Report highlights the ascent of the online payment services industry
The U.S. online payment services industry is expected to see sustainable and aggressive growth over the coming years, according to a new report from BMO Capital Markets. Mobile commerce, in particular, is expected to see a significant increase throughout the country through 2018. More consumers are showing interest in shopping and paying for products with their smartphones and tablets. Most of these transactions are being done online, more consumers are wanting to use their devices to make purchases in physical stores.
Mobile commerce expected to see CAGR of 40% through 2018
The report predicts that online payments will reach $2.4 billion by 2018, growing from the $1.7 billion it is expected to reach this year. The report notes that mobile commerce represents 25% of all online transactions made in the United States. The mobile commerce space will experience a compound annual growth rate as high as 40% through 2018. The report suggests that the mobile space represents a much stronger growth opportunity than conventional commerce initiatives.
PayPal could benefit from the aggressive growth of mobile commerce
One of the most influential platforms that is expected to expose consumers to mobile commerce is PayPal. The vast majority of PayPal’s business is online, with 165 million active users making payments of some kind through the platform. PayPal currently has the highest exposure among consumers that are interested in mobile payments when compared with other services, placing it in an ideal position to benefit from the continued growth of the mobile commerce space.
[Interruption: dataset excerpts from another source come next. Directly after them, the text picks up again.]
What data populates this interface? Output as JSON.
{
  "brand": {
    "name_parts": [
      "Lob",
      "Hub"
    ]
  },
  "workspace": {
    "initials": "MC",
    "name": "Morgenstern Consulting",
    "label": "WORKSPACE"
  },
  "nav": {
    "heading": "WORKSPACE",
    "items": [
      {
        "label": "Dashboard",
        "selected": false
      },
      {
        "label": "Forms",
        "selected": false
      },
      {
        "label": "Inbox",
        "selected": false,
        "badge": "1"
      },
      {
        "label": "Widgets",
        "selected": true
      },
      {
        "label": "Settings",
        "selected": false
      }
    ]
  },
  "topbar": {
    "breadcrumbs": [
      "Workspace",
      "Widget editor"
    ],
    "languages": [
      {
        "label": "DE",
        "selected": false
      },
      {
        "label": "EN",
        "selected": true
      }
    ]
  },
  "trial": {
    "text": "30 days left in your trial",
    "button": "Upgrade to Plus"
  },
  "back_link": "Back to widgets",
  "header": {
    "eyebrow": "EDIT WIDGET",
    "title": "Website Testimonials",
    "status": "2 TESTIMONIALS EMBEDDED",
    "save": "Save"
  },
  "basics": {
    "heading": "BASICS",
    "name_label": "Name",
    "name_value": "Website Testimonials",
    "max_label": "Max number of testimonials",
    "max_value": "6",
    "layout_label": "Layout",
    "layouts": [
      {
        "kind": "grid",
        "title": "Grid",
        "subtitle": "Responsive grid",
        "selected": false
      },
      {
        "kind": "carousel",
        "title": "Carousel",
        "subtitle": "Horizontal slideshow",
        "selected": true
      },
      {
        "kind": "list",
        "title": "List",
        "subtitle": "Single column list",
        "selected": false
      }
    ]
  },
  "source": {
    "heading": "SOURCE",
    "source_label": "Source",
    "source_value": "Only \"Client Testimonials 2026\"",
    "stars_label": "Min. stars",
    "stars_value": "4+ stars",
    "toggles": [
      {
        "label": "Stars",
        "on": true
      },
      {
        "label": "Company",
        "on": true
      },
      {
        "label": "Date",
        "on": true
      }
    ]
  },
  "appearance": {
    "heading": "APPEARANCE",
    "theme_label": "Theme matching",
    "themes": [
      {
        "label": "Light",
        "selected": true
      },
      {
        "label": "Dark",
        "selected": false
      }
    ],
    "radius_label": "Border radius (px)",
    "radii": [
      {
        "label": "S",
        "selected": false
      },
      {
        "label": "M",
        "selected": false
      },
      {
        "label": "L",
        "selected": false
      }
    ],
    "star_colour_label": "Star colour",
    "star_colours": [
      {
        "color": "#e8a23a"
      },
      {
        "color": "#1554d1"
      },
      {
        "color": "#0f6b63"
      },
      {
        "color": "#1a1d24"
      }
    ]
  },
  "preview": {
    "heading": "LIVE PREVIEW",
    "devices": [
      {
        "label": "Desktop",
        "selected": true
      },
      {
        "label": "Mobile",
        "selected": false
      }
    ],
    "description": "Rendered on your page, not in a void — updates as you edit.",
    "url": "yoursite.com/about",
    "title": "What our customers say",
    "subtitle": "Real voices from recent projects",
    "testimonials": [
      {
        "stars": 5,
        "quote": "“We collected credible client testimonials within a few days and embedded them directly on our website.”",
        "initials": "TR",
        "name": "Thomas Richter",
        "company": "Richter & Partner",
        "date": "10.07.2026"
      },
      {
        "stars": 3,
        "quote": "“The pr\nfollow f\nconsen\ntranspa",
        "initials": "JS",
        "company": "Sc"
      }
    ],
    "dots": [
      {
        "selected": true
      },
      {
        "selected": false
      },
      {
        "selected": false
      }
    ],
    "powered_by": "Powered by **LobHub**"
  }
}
Retailers need to become mobile-centric in order to compete
As more consumers become interested in mobile commerce, they are becoming more likely to use services like PayPal on their smartphones and tablets. This is opening up new opportunities for retailers, especially those that intend to sell products in the mobile space. Retailers that do not become more mobile-centric are expected to lose out on new opportunities, which may harm their ability to compete with companies that have already established a significant presence in the mobile world.